Speculation over when or if White House Press Secretary Sean Spicer would be fired or resign has circulated since his first contentious press briefing in January. Six months to the day later, Spicer announced his resignation.
The resignation was over President Donald Trump hiring Anthony Scaramucci to be his communications director, according to the New York Times. Trump reportedly asked Spicer to stay on in a 10 a.m. meeting when Trump announced the new hire, but Spicer resigned anyway.
So who is Anthony Scaramucci?
Most recently, he joined the Export-Import Bank as a senior vice president and chief strategy officer on June 19. But during the 2016 presidential election he was a major Republican donor, first to Scott Walker and Jeb Bush in the primary and later to Trump in the general election, according to Axios.
Before that, he sold his stake in his hedge fund, SkyBridge Capital, anticipating a job offer from the White House. He was considered for multiple roles, according to Politico, but Spicer asked him to take himself out of the running because Trump couldn’t wait for an ethics review to be completed on Scaramucci.
Most recently, Scaramucci was at the center of a controversy over a retracted CNN story in June. The article cited an anonymous source saying Scaramucci had met with a chief executive of a $10-billion Russian investment fund, and that Democratic senators on the Senate Intelligence Committee wanted to know if Scaramucci had indicated in that meeting that Russian sanctions might be lifted.
CNN later retracted the article, saying it “did not meet CNN’s editorial standards and has been retracted.

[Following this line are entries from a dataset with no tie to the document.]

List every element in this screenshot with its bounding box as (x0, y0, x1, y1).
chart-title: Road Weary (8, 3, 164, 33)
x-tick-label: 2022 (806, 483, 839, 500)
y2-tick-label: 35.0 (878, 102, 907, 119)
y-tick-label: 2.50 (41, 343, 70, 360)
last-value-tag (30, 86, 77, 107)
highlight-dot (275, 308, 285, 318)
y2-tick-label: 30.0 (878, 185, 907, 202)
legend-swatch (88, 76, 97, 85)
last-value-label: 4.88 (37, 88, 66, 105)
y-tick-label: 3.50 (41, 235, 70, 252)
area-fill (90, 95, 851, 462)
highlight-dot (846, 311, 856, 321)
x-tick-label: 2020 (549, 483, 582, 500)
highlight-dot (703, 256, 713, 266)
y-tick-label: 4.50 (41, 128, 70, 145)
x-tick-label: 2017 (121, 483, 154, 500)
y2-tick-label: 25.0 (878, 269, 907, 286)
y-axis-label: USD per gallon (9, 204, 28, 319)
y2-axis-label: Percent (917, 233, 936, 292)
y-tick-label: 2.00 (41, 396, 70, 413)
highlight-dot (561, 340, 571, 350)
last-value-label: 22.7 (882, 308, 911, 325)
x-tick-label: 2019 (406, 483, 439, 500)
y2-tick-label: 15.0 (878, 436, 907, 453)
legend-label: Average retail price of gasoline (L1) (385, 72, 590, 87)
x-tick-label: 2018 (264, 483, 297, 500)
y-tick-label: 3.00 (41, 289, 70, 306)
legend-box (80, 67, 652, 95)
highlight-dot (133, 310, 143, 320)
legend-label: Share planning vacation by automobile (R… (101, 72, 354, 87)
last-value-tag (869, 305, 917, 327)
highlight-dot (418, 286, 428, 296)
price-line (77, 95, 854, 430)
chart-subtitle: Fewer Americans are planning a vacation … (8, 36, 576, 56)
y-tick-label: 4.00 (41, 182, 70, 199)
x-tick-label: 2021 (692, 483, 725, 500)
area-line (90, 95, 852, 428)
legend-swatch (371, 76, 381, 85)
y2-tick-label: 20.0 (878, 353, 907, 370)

Links to the story have been disabled. CNN apologizes to Mr. Scaramucci.”
Scaramucci had called CNN Washington Bureau Chief Sam Feist and threatened to sue over the story, according to Politico. Three staffers involved in the story resigned following the retraction.
Scaramucci is the third person to be offered the White House communications director job since Trump was elected. Jason Miller was the first to accept the post, but gave it up before Trump was sworn in. Michael Dubke held the job for three months before resigning in May.